This week I launched the “100 Ideas” on our discussion tab on Facebook. It builds upon Rubio’s great idea of collecting 100 Innovative Ideas for Florida’s Future. The best ideas will come from the People, those who are experiencing the struggles that have been compounded by a number of individuals in Congress.
It’s been quiet on the discussion board, so in an attempt to spark the conversation, here are two ideas I really like and that should be part of our Nations Health Care Reform. Let me know what you think, and post your ideas.
Health Care Reform – Encouraging the Adoption of Health Information Technology. Just as individuals should own their own health coverage, they also should own their health records. By establishing a modern market-driven approach to building a National Health Information Network, this plan will give every American ownership over his or her own medical record, transitioning the health care industry from paper-based medical records to electronic medical records through the creation of Independent Health Record Trusts. With electronic accounts, medical records travel with the individual, allowing timely and more accurate diagnoses and treatments. The Health Record Trusts, modeled on the framework of credit unions, will allow medical information to be managed in the same manner that financial institutions, such as banks and credit card companies, manage financial data – establishing a nationwide health information technology network designed to improve health care quality, reduce medical errors, and ensure that appropriate information is easily accessible.

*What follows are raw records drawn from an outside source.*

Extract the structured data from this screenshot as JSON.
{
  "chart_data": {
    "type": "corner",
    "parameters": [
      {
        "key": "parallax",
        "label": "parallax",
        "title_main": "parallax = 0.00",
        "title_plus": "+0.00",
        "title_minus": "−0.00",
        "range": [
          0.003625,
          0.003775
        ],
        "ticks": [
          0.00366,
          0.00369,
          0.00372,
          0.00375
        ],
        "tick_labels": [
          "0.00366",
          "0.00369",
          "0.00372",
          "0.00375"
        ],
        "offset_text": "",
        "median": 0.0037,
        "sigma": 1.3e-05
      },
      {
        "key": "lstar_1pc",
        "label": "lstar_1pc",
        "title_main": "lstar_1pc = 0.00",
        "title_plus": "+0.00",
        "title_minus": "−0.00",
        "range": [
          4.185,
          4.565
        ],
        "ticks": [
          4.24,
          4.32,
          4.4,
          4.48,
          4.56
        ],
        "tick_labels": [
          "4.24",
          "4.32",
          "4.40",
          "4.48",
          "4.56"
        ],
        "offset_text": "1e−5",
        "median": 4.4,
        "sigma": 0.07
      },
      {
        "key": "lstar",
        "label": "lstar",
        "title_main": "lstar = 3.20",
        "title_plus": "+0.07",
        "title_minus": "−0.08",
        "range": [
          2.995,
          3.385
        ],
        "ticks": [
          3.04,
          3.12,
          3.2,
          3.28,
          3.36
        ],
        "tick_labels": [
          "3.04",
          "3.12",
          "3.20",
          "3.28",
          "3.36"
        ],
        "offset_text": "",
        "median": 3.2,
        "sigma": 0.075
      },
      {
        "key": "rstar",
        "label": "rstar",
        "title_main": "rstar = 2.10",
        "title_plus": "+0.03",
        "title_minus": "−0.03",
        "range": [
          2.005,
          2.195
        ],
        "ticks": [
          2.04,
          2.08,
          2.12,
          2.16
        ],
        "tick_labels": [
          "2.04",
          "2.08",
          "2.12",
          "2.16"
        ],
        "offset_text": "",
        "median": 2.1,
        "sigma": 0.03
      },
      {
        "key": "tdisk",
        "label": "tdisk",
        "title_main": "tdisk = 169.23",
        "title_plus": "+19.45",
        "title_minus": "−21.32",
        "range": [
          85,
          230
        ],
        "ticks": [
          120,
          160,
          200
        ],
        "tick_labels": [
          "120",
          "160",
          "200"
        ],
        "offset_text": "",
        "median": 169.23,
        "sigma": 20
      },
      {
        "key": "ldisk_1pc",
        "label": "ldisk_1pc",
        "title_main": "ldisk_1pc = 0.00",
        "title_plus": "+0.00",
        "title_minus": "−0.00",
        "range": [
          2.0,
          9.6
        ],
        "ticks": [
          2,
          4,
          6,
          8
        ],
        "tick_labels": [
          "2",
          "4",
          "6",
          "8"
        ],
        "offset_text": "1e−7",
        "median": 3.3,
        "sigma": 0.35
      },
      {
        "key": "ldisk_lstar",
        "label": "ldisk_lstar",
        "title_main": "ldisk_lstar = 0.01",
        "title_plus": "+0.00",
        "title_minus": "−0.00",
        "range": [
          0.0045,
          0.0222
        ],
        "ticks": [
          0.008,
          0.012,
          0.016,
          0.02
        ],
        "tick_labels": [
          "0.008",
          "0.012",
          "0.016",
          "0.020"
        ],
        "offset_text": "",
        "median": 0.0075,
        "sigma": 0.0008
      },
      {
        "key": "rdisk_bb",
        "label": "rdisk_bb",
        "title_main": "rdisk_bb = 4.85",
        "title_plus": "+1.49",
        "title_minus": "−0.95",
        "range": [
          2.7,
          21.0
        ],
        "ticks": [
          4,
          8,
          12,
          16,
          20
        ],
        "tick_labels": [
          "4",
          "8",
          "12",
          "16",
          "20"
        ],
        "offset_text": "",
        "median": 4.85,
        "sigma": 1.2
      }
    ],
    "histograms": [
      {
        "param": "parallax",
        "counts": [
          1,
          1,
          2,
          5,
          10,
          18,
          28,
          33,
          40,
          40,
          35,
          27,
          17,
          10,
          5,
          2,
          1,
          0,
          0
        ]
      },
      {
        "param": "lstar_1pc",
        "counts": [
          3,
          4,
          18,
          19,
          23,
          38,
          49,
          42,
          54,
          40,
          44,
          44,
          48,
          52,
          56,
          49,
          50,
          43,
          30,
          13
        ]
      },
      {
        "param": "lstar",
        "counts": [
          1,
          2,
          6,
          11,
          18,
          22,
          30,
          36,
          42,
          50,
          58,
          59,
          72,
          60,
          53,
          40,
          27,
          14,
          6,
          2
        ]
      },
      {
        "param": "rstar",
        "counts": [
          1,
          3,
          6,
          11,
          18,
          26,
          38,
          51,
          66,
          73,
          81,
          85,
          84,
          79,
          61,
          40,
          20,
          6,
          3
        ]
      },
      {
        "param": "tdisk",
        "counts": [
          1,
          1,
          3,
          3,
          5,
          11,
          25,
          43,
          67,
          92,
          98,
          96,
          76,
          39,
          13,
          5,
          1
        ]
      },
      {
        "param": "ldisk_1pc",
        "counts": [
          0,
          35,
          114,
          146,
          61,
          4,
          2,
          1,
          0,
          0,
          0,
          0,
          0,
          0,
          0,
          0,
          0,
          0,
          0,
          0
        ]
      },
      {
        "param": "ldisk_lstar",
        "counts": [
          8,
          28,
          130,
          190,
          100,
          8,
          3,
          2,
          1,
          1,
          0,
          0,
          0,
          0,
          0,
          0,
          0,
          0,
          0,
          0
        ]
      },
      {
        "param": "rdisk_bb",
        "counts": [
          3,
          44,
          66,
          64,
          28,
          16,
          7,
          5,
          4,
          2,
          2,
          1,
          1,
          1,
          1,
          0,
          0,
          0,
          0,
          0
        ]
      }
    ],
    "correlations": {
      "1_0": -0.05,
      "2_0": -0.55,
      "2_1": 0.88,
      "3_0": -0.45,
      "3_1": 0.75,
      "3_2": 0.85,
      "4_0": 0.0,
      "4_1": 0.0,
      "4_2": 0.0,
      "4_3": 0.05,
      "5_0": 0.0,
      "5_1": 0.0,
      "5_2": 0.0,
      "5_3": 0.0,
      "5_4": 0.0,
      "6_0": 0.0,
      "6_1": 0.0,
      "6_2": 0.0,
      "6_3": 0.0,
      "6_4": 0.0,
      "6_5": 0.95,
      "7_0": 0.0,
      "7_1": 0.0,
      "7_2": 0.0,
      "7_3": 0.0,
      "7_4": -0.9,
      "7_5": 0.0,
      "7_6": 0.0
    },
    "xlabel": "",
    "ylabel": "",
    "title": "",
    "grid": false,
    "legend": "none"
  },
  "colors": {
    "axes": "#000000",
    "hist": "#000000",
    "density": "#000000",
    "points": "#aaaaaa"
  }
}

Health Information Technology will also help fight the over $100 BILLION in Medicare and Medicaid fraud and will create jobs.
Health Care Reform – Interstate Purchasing. Currently, individuals and families can purchase health insurance only in the States in which they live, because insurance companies are prohibited from selling polices outside their respective States. Thus the consumer is prevented from purchasing coverage from another State that might offer more suitable, or more affordable, coverage.
This proposal breaks the lock, allowing each individual to use the refundable tax credit toward the purchase of health insurance in any State. This will greatly expand the choices of coverage available to the consumer, and also will encourage broader competition and diversity among insurers, who will be able to sell their policies to individuals and families in every State, as other companies do in other sectors of the economy. After analyzing Federal Employee Health Benefits Program [FEHBP] preferred provider organization [PPO] prices, the Government Accountability Office reports: “We found that FEHBP PPO hospital prices differed by 259 percent and physician prices differed by about 100 percent across metropolitan areas in the United States, after we removed the geographic variation associated with the costs of doing business such as rents and salaries, and differences in the types of services provided.”
Allowing consumers to shop across State lines will balance State regulation of health insurance. Individuals no longer will have to pay for health benefits mandated by their home States that they do not need; they will be able to choose policies from States whose mandates better fit their personal circumstances. States will then have an incentive to balance their insurance mandates against costs to remain competitive with other States.
In the words of Samuel Adams, “It does not require a majority to prevail…but rather an irate, tireless minority keen to set brush fires of freedom in the minds of men.”